Build quality is fine, and it feels quite well put together. On close inspection of the interior of the tube, there does appear to be a very small amount of debris (dust and a tiny hair!) inside the tube, but I cannot be sure that it was there when the telescope arrived. It may have found its way inside since I obtained the telescope. How does such debris get inside a sealed optical tube? Answers on a postcard please. It’s not the worst I’ve seen!
The tube does take a while to cool down to ambient temperature. It is required that you allow this to happen or the image in the eyepiece will not settle but will shift and boil due to the tube currents caused by different temperatures inside and outside the tube. I found that an hour was the minimum cool-down period before high power views could be routinely attempted, and the longer it was left to acclimatise the better they got.

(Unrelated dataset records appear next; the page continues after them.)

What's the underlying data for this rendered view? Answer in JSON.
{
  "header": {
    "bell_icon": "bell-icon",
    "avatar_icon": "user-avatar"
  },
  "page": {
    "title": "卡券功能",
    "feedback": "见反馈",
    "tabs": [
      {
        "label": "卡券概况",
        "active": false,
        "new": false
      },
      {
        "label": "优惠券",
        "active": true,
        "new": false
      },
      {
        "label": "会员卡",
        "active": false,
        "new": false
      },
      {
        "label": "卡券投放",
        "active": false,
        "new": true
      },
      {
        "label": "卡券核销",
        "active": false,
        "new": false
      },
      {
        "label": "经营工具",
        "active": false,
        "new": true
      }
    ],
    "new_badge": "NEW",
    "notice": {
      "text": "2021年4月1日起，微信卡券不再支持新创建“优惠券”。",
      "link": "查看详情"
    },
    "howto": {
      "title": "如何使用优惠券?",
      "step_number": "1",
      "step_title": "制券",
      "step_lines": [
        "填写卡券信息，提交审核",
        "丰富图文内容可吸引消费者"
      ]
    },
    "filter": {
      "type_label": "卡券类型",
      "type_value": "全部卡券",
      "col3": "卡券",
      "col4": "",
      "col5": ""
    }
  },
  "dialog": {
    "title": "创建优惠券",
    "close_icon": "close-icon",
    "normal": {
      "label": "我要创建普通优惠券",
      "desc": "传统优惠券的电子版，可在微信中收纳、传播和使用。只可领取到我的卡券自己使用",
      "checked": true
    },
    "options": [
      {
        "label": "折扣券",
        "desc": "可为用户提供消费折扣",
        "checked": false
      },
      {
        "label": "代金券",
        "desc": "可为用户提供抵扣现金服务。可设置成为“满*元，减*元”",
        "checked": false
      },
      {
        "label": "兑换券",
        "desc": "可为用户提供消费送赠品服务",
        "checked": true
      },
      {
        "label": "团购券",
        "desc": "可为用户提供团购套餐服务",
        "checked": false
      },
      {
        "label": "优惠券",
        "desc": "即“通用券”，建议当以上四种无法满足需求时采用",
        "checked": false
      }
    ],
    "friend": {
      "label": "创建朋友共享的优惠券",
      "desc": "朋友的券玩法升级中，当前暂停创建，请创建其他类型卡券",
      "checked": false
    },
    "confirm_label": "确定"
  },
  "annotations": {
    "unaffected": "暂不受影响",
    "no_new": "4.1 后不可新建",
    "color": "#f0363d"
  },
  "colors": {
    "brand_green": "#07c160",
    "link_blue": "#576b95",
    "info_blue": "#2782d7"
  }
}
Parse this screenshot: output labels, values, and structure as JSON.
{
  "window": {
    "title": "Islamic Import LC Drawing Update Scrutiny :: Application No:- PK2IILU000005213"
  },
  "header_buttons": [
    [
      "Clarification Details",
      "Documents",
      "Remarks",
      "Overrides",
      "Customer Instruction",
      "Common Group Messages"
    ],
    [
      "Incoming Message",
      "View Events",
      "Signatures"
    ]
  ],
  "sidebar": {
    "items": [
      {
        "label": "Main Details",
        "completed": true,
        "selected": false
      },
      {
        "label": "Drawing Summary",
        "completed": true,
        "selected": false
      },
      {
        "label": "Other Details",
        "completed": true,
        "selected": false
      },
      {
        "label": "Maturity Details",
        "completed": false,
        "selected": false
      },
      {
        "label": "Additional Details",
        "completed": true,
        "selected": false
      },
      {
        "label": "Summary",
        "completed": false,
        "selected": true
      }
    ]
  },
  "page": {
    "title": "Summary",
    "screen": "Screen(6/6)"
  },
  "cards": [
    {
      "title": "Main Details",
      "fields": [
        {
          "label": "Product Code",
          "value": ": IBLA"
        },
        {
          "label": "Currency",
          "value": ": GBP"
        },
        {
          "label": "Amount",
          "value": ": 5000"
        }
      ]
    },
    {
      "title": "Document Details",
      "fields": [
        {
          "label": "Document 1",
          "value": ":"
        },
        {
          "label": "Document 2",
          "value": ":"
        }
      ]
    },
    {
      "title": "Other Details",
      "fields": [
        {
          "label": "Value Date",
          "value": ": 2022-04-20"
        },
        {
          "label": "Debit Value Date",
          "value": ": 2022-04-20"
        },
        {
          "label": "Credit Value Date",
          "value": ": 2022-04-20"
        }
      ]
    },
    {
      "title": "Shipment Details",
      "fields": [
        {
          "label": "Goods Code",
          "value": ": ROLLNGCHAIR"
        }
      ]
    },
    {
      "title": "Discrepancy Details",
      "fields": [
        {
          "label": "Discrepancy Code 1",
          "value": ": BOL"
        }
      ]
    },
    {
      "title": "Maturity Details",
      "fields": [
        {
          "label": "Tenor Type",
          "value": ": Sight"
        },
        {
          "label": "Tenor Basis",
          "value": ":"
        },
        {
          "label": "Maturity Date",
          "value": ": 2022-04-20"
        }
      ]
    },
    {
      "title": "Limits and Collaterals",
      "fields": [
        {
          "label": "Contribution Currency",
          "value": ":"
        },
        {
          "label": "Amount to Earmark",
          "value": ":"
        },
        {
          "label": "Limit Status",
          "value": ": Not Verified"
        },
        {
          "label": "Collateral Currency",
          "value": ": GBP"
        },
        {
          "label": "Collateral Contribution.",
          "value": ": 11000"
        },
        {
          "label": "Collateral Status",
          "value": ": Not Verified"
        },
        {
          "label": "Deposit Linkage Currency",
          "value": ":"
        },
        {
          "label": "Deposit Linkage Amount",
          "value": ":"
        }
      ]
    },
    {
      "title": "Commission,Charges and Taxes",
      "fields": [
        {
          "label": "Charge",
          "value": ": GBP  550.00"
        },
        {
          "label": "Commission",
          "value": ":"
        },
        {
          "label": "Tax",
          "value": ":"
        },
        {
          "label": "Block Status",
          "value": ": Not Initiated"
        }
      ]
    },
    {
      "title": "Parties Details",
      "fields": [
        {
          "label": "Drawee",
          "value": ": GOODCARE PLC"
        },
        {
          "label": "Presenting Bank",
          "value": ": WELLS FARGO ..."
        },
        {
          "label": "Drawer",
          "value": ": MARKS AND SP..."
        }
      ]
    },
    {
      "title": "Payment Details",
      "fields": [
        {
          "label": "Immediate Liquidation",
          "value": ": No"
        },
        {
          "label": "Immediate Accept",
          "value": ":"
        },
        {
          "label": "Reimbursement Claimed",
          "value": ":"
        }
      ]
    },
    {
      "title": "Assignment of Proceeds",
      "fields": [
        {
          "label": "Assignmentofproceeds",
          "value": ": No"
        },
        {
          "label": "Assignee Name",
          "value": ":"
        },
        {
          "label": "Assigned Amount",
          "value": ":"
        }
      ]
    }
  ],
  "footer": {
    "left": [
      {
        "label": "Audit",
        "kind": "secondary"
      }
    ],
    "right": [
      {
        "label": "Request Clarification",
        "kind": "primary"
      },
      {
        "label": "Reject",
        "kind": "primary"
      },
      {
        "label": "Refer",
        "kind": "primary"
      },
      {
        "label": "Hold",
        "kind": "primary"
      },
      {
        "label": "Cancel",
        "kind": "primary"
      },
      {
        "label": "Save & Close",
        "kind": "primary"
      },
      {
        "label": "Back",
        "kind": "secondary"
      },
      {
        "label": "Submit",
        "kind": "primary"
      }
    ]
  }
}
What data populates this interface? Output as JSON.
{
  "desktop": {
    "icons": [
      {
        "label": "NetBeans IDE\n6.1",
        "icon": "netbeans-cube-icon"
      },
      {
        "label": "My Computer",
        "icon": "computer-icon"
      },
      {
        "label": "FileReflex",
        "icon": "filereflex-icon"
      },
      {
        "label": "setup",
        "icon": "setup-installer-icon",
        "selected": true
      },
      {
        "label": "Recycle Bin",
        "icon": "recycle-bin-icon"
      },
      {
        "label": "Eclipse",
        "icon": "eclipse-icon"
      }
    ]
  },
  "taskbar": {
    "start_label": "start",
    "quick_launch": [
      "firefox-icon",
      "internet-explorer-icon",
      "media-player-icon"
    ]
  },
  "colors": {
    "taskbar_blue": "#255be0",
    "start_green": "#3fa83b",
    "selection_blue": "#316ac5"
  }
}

It is a very rewarding telescope. Clusters appear very contrasty and sharp, planetary features are sharply defined, and the Moon is literally out of this world! The stark whiteness of the lunar surface explodes out of the eyepiece and the contrasting black shadows of crater depths and rilles appear to be etched or engraved on the view. It is a memorable experience viewing the Moon at high magnification with this telescope. The field of view is slightly limited, as the long focal length means that you’re never going to get a truly wide-field experience with this ‘scope. My Vixen 22mm LVW with an apparent field of view of 68 degrees yielded 70x magnification and a true field of about one-degree, which is perfectly respectable. The telescope split Rigel easily at that magnification, with clear black space between the two components. M42 showed remarkable detail, with a really 3D effect in the clouds of nebulosity. Given that this telescope is replacing a 6” f8 Newtonian in my collection, I do not think that I’ll miss the extra inch of aperture, and the overall quality of the views in this telescope can be described as very pleasing. It really is a joy to use.